Le Conseil fédéral a soutenu la motion. Il a évoqué des discussions déjà en cours avec la Swiss Funds and Asset Management Association (SFAMA). La motion a été adoptée tacitement par le Conseil des Etats.

Offrir des possibilités de placement collectif compétitives sur le marché international. Adapter la LPCC dans l'intérêt des investisseurs suisses

Erich Ettlin (pdc, SO) a déposé une motion pour recentrer l'activité législative de l'Autorité fédérale de surveillance des marchés financiers (FINMA). En effet, il estime que la FINMA empiète sur les responsabilités du Parlement, ou en d'autres termes, qu'elle édicte des règles alors que l'activité réglementaire est à la charge du législateur. La motion souhaite donc que la FINMA se concentre sur son activité de surveillance au lieu d'envisager des projets de circulaires qui auraient un impact législatif.
Si le Conseil fédéral a affirmé sa volonté de mieux définir les responsabilités qui incombent au Parlement, au gouvernement et à la FINMA, il propose de rejeter la motion car d'autres travaux sont déjà en cours. Ainsi, sur la problématique de la répartition des responsabilités, le Conseil fédéral rapporte que la motion Landolt (pbd, GL) 17.3317 et la motion CER-CN 17.3976 ont déjà été adoptées au Conseil national. Puis, sur la thématique des circulaires de la FINMA, il précise que les postulats Germann (udc, SH) 17.3620 et Vogler (pdc, OW) 17.3566 ont également été acceptés. Finalement, le Conseil des États a transmis l'objet à sa commission compétente pour un examen détaillé.

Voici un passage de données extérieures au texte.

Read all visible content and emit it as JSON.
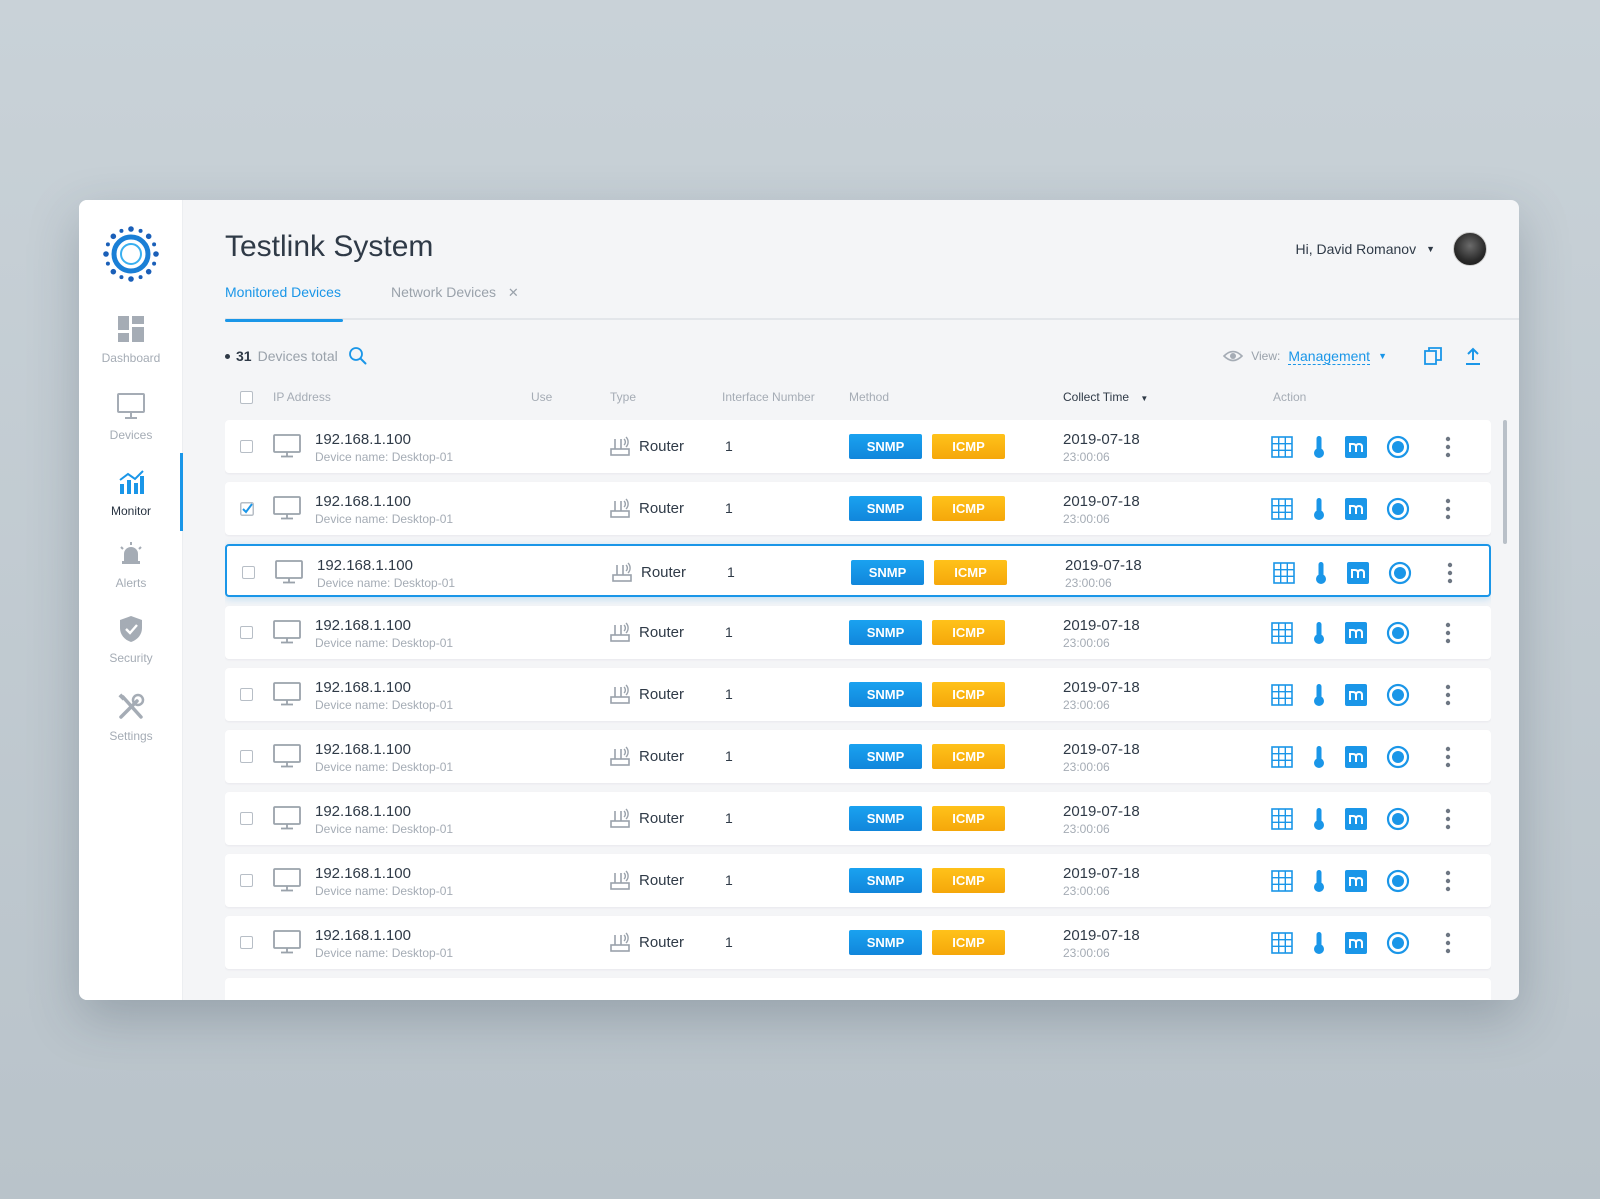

La surveillance des marchés financiers doit se recentrer sur sa mission première

Alors que l'importance de la finance dans l'économie helvétique est historiquement ancrée dans les esprits, Roberta Pantani (lega, TI) estime que l'abolition du secret bancaire et l'entrée en vigueur de l'échange automatique de renseignements prétérite la compétitivité de la place financière helvétique. Par conséquent, elle a déposé une initiative parlementaire qui vise deux modifications de la loi sur la surveillance des marchés financiers (LFINMA). Premièrement, elle impose que la FINMA prenne toujours la décision la plus favorable pour la compétitivité de la place financière suisse. Deuxièmement, elle souhaite un délai de réponse de 60 jours en cas de demande des opérateurs financiers.
La Commission de l'économie et des redevances du Conseil national (CER-CN) propose de donner suite à l'initiative par 13 voix contre 11. L'argument de la dégradation des avantages concurrentiels de la place financière helvétique a fait pencher la balance.

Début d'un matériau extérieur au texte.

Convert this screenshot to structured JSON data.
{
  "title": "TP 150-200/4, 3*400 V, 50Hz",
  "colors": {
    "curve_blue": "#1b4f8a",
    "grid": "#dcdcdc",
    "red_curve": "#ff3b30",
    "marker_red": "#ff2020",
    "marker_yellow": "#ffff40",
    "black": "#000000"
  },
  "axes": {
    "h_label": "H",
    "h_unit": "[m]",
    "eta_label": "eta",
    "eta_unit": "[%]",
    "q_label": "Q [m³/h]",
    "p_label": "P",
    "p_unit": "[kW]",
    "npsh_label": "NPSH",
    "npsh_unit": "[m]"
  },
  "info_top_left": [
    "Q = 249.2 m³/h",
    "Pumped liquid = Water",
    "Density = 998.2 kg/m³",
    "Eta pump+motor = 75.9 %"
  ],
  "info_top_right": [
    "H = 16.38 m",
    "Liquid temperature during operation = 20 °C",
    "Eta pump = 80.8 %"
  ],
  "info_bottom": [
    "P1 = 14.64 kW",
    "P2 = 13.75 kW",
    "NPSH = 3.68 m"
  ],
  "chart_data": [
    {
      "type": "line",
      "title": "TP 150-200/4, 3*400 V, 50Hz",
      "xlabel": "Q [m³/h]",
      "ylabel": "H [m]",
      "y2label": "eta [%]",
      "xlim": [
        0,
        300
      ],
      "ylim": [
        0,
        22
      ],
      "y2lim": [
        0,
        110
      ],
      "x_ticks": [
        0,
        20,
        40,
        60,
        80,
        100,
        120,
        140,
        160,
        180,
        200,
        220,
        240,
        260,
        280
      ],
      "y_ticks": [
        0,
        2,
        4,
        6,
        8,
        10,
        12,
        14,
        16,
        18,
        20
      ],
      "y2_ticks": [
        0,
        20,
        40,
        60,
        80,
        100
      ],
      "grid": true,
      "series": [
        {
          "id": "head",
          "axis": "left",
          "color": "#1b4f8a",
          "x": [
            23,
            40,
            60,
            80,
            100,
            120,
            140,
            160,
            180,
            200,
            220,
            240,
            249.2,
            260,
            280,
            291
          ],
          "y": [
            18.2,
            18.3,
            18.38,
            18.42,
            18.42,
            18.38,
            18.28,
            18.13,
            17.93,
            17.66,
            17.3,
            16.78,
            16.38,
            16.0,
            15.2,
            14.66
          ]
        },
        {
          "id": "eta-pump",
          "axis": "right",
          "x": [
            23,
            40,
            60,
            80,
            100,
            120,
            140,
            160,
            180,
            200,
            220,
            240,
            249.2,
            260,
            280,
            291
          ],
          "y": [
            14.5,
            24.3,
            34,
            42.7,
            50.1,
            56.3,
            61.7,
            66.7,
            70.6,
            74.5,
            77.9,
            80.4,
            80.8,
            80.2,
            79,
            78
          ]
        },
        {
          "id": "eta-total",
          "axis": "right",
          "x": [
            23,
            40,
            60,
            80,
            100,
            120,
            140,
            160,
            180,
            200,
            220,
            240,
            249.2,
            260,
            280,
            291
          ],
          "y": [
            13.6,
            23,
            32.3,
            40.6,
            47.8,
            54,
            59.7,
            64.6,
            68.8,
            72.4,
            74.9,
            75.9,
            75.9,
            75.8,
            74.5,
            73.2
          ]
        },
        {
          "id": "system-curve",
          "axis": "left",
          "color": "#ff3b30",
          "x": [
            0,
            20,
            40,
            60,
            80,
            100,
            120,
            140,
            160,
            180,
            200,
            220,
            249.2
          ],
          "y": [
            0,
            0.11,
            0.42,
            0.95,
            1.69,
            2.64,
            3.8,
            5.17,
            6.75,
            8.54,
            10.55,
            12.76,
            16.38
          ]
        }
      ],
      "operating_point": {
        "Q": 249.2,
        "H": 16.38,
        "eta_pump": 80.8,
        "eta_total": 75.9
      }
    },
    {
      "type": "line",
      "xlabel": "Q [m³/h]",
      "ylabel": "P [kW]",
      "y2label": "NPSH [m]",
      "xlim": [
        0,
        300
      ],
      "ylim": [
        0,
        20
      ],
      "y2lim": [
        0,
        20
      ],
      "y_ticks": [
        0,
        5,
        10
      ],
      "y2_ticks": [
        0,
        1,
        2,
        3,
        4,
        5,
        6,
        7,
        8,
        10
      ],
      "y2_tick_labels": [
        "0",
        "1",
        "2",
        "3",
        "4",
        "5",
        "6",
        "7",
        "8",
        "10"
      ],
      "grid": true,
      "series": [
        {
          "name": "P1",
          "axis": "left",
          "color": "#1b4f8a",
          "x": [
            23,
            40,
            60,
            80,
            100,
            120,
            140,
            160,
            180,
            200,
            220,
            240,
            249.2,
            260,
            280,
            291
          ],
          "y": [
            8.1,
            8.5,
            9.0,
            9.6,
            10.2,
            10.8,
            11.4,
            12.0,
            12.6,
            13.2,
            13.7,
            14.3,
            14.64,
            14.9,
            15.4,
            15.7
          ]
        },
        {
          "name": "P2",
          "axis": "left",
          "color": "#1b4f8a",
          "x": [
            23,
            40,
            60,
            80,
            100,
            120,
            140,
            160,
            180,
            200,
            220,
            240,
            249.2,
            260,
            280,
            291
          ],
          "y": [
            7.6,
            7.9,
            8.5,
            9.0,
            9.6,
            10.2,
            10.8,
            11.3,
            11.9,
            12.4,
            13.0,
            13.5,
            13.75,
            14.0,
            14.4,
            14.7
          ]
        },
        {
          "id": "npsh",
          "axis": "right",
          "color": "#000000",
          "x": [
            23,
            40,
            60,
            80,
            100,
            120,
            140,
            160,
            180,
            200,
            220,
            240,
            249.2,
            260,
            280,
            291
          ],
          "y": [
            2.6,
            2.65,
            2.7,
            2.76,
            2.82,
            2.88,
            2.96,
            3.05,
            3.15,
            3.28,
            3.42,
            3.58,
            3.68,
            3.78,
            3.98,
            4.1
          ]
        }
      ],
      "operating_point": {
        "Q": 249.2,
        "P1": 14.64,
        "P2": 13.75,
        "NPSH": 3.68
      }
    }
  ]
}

Modification de la loi sur la surveillance des marchés financiers

Alfred Heer (udc, ZH) a déposé une initiative parlementaire qui vise une modification de la LFINMA afin que la FINMA soit incorporée à l’administration fédérale. En effet, il considère que le statut d’établissement de droit public de la FINMA lui permet d’échapper à tout contrôle politique. Lors de l’examen de l’objet, la Commission de l’économie et des redevances du Conseil national (CER-CN) a proposé par 16 voix contre 9 de ne pas donner suite à l’initiative. La majorité a estimé que l’indépendance juridique était adaptée au mandat de la FINMA et correspondait aux standards internationaux dans le domaine. Une minorité, emmenée par les voix de l’UDC, souhaitait donner suite à l’initiative. Finalement, le parlementaire zurichois a retiré son initiative. Le retrait est notamment lié à l’adoption de la motion 17.3976.

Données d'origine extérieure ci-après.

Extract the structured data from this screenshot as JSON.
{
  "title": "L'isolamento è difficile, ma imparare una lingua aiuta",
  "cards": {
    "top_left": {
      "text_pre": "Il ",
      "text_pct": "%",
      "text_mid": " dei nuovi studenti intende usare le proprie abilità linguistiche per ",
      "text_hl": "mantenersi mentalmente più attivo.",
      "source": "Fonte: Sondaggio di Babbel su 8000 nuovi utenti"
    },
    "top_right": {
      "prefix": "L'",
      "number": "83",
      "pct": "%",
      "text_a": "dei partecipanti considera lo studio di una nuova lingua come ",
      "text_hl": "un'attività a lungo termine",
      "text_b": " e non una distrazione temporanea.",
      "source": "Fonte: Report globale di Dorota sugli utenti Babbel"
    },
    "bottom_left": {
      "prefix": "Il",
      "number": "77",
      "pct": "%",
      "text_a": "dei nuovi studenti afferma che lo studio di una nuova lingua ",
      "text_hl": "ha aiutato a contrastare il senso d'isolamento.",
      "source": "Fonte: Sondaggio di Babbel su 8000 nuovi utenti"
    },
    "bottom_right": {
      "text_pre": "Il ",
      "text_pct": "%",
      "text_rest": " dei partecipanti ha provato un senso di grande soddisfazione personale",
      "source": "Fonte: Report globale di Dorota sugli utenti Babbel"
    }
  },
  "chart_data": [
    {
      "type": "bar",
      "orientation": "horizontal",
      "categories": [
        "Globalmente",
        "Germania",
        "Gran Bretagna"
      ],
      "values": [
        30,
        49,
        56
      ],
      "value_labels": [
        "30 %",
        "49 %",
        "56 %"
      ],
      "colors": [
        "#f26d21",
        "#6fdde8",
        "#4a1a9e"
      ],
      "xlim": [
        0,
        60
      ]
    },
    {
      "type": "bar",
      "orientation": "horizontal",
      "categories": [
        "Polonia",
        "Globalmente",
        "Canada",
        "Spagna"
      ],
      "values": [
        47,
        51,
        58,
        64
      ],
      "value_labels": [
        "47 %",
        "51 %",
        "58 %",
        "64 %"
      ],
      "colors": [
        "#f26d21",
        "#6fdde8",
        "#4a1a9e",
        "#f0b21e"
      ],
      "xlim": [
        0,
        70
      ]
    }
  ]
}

Soumettre à nouveau la FINMA au politique

La Commission de l’économie et des redevances du Conseil national (CER-CN) demande au Conseil fédéral, par l’intermédiaire d’une motion, un projet de modification de la loi sur la surveillance des marchés financiers (LFINMA). Plus précisément, la CER-CN préconise une séparation plus claire du mandat qui incombe au Parlement et au gouvernement, et du mandat qui revient à l’Autorité fédérale de surveillance des marchés financiers (FINMA). Une minorité de la commission soutient le rejet de la motion.
De son côté, le Conseil fédéral s’est opposé à la motion. Il a précisé qu’une séparation absolue entre l’activité réglementaire et la surveillance entraînerait des charges considérables pour l’Administration fédérale. En outre, le Conseil fédéral s’est réservé le droit de transformer la motion en mandat d’examen en cas d’acceptation de la première chambre. Au final, lors du vote, le Conseil national a adopté la motion par 126 voix contre 52. Seul le camp rose-vert s’est opposé à la motion.

Séparation des pouvoirs dans le cadre de la réglementation des marchés financiers

La crise financière de 2008 a alourdi la charge réglementaire qui pèse sur le secteur de la finance. Selon Karl Vogler (pcs, OW), la charge administrative de mise en conformité avec des réglementations de plus en plus nombreuses grève la compétitivité de la place financière helvétique. Il cite en particulier les petits établissements financiers qui n'ont pas les ressources pour faire face. Ainsi, il demande au Conseil fédéral d'évaluer les coût qu'entraînent les circulaires de l'Autorité fédérale de surveillance des marchés financiers (FINMA). Le Conseil fédéral a considéré pertinente la question. Néanmoins, il a recommandé que cette problématique soit traitée en parallèle de la motion 17.3317. Lors du vote, le postulat a été adopté par 139 voix contre 54. Seul le camp rose-vert s'est opposé à la rédaction d'un rapport.

Faire la lumière sur les conséquences financières des circulaires publiées par la FINMA

Isabelle Chevalley (pvl, VD) estime que de nombreuses réglementations suisses freinent les investissements de PME helvétiques sur le continent africain. Elle cite notamment l'accès au financement bancaire ou les réglementations de la FINMA comme frein aux investissements. Elle demande donc, par l'intermédiaire d'un postulat, un rapport sur l'impact des réglementations suisses sur les investissements d'entreprises suisses en Afrique. Le Conseil fédéral s'est montré favorable à l'élaboration d'un rapport. Le postulat a été adopté tacitement.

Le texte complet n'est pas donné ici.